PROPOSAL: every annotation collection must contain an mrna.fna.gz file that contains only mRNA sequences. An additional transcript.fna.gz file is optional and will be ignored in mine loading.
I've voted "yea", but now there are some devils in the details:
OK by me. One point of clarification, @sammyjava correct me if I'm wrong but I believe that if the mine loader encounters a sequence in an mrna file that doesn't correspond to an mrna in the gff file, it will create a new record rather than fail, which is not the end of the world (failure to load would be more doomsday-like). I know we have some transcript files that contain non-mrna things (e.g. tRNA); we can probably id such things by comparing counts of records in cds fasta with the corresponding mrna files. But in the likely event we don't get everything right away, I guess nothing is going to come to a grinding halt.
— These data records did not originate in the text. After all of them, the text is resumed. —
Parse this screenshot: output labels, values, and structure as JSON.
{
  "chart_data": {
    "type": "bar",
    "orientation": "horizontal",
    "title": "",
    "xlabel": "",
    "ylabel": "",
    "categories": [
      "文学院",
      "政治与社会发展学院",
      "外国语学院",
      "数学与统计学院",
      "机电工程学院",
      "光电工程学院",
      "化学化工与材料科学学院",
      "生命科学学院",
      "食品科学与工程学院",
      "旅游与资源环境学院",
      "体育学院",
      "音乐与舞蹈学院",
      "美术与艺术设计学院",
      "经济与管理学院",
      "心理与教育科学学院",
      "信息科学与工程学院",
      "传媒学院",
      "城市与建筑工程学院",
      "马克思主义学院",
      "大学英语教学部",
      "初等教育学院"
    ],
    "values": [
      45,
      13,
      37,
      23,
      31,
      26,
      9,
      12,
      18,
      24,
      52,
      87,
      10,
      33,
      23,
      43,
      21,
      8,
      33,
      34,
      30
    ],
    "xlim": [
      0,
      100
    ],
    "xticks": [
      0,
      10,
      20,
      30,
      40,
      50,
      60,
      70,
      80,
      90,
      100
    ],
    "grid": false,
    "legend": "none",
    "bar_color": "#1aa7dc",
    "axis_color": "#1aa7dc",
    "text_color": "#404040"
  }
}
Correct, you'd just create an orphan mRNA object that has no chromosome location (and therefore won't show on the JBrowse). The FASTA/GFF objects are merged on (1) being the same class and (2) full-yuck identifier. So in the case of legit objects in both FASTA and GFF, we get a bit from the GFF (location,parent) while the sequence and length come from the FASTA because the identifiers match up. (The transfer-sequences post-process skips them because they already have sequences from the FASTA.)
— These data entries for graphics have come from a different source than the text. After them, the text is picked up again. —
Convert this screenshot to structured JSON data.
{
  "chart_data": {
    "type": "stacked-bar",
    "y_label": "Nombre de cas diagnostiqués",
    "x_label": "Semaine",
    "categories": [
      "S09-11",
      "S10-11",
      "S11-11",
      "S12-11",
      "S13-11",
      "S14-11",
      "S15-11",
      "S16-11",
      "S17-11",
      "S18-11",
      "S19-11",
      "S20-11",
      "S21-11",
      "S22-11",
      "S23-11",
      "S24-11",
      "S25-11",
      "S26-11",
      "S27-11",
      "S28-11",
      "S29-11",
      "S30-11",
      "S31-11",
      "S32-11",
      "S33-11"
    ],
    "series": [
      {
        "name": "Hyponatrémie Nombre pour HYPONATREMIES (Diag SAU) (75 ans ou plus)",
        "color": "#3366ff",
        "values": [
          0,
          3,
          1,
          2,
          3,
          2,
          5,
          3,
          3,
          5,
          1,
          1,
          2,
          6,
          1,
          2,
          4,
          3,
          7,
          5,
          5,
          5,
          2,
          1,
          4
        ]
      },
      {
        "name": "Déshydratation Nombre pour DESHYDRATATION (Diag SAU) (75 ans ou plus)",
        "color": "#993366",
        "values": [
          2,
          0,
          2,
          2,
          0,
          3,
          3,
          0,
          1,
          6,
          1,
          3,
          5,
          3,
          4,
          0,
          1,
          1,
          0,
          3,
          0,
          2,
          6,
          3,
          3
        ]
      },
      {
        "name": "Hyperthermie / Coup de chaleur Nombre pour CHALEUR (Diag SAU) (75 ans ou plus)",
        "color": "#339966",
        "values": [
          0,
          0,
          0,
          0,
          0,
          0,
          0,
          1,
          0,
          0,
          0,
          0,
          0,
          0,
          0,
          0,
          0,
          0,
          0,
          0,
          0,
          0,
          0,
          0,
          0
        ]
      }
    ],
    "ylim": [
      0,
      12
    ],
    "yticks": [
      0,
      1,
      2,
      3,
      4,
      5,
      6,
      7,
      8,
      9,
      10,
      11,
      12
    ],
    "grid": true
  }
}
Steven, shall I task you with the s/transcript/mrna/ and s/_primaryTranscript/_primary/ tasks since there may be a bit of content-verification involved? Otherwise I'm happy to just do the renaming, that's easy and changes nothing other than the checksum.
Also, just so it's known to all: I do load all RNA types from the GFFs (tRNA, ncRNA, miRNA, you name it). But the GFF loader loads each record into an InterMine object of the class associated with that type. And then, since non-mRNA objects aren't loaded from FASTAs, the sequences are derived from the chromosomal span (and strand) in the transfer-sequences post-processor. So if we were keen to load, say, ncRNA sequences from FASTAs, we certainly can do that by putting them in their own file. It's just that the FASTA loader loads one class per file.
Yes, I can do that renaming. An associated task is to update the two MANIFEST files. These don't currently have great utility, because they haven't been produced with great rigor; on the other hand, they do record prior filenames, which I think is important for provenance. For this minor renaming, I think I'll just change the "current filename" in the first field - as opposed to adding another "previous filename" field. One more thing: I think we ought to notify the group (via lis-developers) of the changes. I'll do that now.
Yes, I can do that renaming. An associated task is to update the two MANIFEST files.
The CHECKSUM files need to be updated as well.
CHECKSUM updates - yes. Will do that later today, after some more changes and checks.
This was done, closing.
Some collections have an mrna.fna; others have a transcript.fna. Which shall it be? I'm happy to rename them.